According to a letter sent out to parents, Boyden Elementary School administrators are concerned that the school’s Halloween costume parade doesn’t necessarily honor students’ “differences” but didn’t explicitly explain what those differences are. The elementary school’s principal did point out, though, that the parade can also break from ordinary routine. Instead, students can join an after-school Halloween party on Oct. 20.
“The costume parade is out of our ordinary routine and can be difficult for many students,” Principal Brendan Dearborn wrote to parents, CBS News reports. “Also, the parade is not inclusive of all the students and it is our goal each and every day to ensure all student’s [sic] individual differences are respected.”
But parents aren’t necessarily happy with the decision. Many think the school is falling for “political correctness,” inadvertently punishing the school’s students by canceling the school-day celebration. However, there are multiple layers of irony in this entire debacle: “Political correctness” is an allegation the far-right likes to throw at liberals when they want a pass at doing or saying something offensive, but what is being implied by this Halloween ban is that people of conservative Christian values might not want to participate because it’s a so-called “pagan” holiday. But also, Halloween isn’t technically a pagan holiday—it was developed in conjunction with the medieval holy days All Souls and All Saints, according to historian Nicholas Rogers. Anyhoo, people across the aisle aren’t feeling the ban.
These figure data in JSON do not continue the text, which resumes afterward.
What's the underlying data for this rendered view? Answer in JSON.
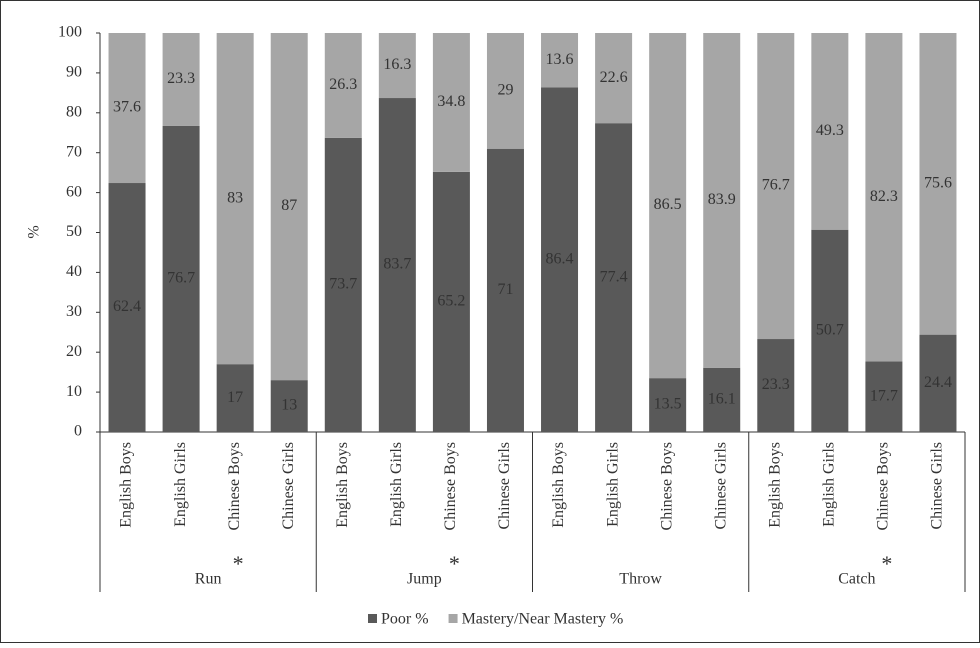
{
  "chart_data": {
    "type": "stacked_bar",
    "y_label": "%",
    "ylim": [
      0,
      100
    ],
    "yticks": [
      0,
      10,
      20,
      30,
      40,
      50,
      60,
      70,
      80,
      90,
      100
    ],
    "groups": [
      {
        "label": "Run",
        "categories": [
          "English Boys",
          "English Girls",
          "Chinese Boys",
          "Chinese Girls"
        ]
      },
      {
        "label": "Jump",
        "categories": [
          "English Boys",
          "English Girls",
          "Chinese Boys",
          "Chinese Girls"
        ]
      },
      {
        "label": "Throw",
        "categories": [
          "English Boys",
          "English Girls",
          "Chinese Boys",
          "Chinese Girls"
        ]
      },
      {
        "label": "Catch",
        "categories": [
          "English Boys",
          "English Girls",
          "Chinese Boys",
          "Chinese Girls"
        ]
      }
    ],
    "series": [
      {
        "name": "Poor %",
        "color": "#595959",
        "values": [
          62.4,
          76.7,
          17,
          13,
          73.7,
          83.7,
          65.2,
          71,
          86.4,
          77.4,
          13.5,
          16.1,
          23.3,
          50.7,
          17.7,
          24.4
        ]
      },
      {
        "name": "Mastery/Near Mastery %",
        "color": "#a6a6a6",
        "values": [
          37.6,
          23.3,
          83,
          87,
          26.3,
          16.3,
          34.8,
          29,
          13.6,
          22.6,
          86.5,
          83.9,
          76.7,
          49.3,
          82.3,
          75.6
        ]
      }
    ],
    "annotations": [
      {
        "text": "*",
        "group": "Run",
        "category": "Chinese Boys"
      },
      {
        "text": "*",
        "group": "Jump",
        "category": "Chinese Boys"
      },
      {
        "text": "*",
        "group": "Catch",
        "category": "Chinese Boys"
      }
    ],
    "legend": "bottom"
  }
}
“Put a costume on,” one local resident told CBS. “Parade down the street. Let them have their little time. Why do you have to turn it into something political?”
“I think it’s a lot of political correctness,” another said. “I think it’s a shame because Halloween is the funnest day of the year—next to Christmas—for children.”
Others didn’t understand why the school suddenly cared about inclusivity on this particular holiday. “We have numerous events not all-inclusive, so if you cancel one event you have to cancel them all,” parent Julie Lowre told local news station WFXT.
Apparently, Boyden Elementary School isn’t the only school that has canceled Halloween this year. Armijo Elementary in Albuquerque, New Mexico, ended its Halloween celebrations out of academic concerns and said students “are not allowed to wear costumes” to school on the 31st. And Mitchell Elementary School in Needham, Massachusetts, permanently squashed their Halloween plans because “not all families celebrate” the holiday.
“I would agree that this represents a change, but I believe that in the long-term any change towards including all children is a positive change that will benefit our students and our community,” Mitchell Elementary School principal Gregory Bayse told parents, MassLive reports.